In context of the present results, it is important to highlight practical significance of implementing data intelligence predictive models in the present study region using the case of upper Senegal River. One important consideration is that the electric power generated by Manantali dam that is built on the Bafing tributary is shared by the Senegal River basin riparian states on a daily basis. Hence, a prediction of the energy production at a horizon of one day ahead timescale is likely to generate valuable information for the river basin management organization (OMVS). Such information can be used by OMVS in their daily river basin management decisions since stream-flow a primary input required to estimate the power production.
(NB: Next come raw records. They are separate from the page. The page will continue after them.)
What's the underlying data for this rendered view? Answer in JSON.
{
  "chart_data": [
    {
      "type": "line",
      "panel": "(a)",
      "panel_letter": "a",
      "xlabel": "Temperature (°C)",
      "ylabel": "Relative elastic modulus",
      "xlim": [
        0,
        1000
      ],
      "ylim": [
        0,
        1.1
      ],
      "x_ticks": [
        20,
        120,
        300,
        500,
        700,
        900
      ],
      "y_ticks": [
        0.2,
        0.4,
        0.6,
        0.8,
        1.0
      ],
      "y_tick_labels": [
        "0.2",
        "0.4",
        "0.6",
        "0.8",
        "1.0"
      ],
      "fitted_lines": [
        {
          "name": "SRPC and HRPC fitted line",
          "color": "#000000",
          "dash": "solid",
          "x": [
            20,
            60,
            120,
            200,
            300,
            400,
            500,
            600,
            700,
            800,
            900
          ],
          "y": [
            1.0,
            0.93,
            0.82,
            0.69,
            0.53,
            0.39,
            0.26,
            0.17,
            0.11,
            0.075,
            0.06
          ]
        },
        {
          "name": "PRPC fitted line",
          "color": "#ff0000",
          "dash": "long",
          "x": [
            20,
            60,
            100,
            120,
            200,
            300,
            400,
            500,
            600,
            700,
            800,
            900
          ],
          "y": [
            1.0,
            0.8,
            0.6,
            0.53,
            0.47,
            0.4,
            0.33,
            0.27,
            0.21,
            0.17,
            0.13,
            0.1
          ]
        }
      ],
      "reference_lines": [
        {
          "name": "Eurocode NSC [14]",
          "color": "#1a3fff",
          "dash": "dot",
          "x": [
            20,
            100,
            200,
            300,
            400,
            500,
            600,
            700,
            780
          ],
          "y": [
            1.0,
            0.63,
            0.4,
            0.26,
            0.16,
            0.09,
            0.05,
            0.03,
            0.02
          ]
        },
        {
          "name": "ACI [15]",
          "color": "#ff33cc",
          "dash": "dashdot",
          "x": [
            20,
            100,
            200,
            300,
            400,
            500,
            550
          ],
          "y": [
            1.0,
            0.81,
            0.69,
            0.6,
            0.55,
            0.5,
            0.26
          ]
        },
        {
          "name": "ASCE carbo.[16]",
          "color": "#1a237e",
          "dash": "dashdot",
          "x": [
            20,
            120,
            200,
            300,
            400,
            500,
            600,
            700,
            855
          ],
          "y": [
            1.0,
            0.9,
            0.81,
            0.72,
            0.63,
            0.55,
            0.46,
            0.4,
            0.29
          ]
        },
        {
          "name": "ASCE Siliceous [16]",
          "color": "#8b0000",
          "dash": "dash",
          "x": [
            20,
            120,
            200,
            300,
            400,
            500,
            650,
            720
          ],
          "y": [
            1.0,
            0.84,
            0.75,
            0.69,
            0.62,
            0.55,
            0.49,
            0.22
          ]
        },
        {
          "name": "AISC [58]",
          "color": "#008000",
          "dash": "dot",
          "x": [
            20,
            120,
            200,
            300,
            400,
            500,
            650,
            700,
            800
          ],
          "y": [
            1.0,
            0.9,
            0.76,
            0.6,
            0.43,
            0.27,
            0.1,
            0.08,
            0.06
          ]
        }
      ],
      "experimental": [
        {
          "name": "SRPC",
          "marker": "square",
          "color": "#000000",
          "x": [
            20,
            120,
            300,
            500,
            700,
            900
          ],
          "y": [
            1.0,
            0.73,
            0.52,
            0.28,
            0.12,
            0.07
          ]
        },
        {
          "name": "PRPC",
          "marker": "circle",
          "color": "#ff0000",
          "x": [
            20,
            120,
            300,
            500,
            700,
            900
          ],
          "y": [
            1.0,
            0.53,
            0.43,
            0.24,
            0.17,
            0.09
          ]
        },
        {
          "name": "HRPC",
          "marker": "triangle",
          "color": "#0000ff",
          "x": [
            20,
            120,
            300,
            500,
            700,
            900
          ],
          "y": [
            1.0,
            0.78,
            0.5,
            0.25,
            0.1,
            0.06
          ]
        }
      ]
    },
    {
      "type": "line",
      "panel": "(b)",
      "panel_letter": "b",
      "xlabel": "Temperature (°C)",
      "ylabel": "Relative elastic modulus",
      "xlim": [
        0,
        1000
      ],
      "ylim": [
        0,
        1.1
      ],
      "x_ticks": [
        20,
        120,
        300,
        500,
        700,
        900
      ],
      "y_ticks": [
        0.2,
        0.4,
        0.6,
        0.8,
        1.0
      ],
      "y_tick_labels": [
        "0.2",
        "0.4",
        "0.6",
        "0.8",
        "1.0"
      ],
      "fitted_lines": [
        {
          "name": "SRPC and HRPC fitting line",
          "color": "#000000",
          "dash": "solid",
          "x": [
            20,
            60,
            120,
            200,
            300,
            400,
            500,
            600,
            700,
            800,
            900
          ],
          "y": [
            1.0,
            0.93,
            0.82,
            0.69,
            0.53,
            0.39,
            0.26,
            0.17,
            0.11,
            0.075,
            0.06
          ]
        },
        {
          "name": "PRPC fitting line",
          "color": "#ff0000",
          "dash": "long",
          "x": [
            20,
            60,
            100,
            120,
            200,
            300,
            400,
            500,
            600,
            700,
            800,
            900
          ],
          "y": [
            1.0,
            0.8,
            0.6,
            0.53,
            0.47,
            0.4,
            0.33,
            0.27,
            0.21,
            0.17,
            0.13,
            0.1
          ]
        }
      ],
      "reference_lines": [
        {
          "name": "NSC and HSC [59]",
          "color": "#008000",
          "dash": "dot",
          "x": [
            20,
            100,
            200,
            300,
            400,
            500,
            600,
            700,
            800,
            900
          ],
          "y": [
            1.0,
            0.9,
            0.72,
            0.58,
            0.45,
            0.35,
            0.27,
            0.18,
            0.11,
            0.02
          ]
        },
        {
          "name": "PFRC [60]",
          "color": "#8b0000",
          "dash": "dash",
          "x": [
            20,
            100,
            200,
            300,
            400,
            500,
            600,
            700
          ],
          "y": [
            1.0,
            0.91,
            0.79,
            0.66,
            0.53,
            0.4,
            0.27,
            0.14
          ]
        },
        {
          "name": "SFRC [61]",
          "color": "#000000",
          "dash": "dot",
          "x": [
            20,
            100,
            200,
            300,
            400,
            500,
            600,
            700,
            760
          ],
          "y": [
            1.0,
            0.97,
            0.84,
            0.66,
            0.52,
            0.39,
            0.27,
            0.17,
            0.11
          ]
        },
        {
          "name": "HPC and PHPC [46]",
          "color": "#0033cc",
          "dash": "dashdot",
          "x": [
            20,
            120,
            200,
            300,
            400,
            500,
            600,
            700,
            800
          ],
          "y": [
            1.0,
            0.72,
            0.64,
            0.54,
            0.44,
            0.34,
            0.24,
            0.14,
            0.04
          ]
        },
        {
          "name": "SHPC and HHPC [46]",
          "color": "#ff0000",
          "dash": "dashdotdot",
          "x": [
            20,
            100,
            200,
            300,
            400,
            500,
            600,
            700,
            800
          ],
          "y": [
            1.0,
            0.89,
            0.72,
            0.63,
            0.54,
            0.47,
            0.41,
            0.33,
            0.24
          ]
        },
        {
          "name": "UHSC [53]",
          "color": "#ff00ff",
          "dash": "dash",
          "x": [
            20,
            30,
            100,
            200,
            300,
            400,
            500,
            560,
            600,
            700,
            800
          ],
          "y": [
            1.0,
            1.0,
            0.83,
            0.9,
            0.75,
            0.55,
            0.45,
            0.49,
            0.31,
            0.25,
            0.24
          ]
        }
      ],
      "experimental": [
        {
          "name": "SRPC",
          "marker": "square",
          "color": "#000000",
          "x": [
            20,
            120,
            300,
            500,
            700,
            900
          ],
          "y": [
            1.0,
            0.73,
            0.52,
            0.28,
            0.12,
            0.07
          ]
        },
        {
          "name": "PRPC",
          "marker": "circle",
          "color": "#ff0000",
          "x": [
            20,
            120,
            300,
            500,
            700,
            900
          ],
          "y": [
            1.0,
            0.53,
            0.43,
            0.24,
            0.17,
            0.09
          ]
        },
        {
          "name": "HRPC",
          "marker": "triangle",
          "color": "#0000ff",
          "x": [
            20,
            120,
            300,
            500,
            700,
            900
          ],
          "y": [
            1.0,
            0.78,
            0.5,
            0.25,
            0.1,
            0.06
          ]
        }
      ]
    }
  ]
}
Therefore, developing accurate and reliable models for predicting stream-flow at short forecast horizons (e.g., daily) can help decision-makers to better manage the water resources. In addition, the established modeling can provide crucial information for energy production and management to avoid potential conflicts between the different riparian states.

Conclusion

Accurate river flow forecasts are a vital component of power production, sustainable water planning and management. Particularly, the forecasting of stream-flow is crucial for the management of hydropower production, flood and reservoir management decisions. Several data-driven techniques are currently available for hydrological forecasting purposes. This study has investigated and compared the abilities of the GRNN and the SVR model in forecasting the daily stream-flow of Bafing Makana station on the upper Senegal River basin using the input combinations of rainfall, evapotranspiration and historical stream-flow at different lagged timescales (t − 1, t − 2, t − 3). Four standard statistical performance evaluation measures (i.e., RMSE, MAPE, d, and R2) have been adopted to evaluate the performances of the data-driven models. These models with different input combinations were compared with each other in their ability to estimate daily stream-flow data. The results showed that the data-driven models with a larger number of inputs combination generally led to a better accuracy and that the SVR model outperformed the GRNN model in predicting daily stream-flow for all inputs combinations and modeling scenario. The present study showed that SVR model can be a valuable predictive tool for stream-flow prediction and it can assist the Senegal River basin organization to better manage the Senegal River water resources, especially in the upper part of the basin.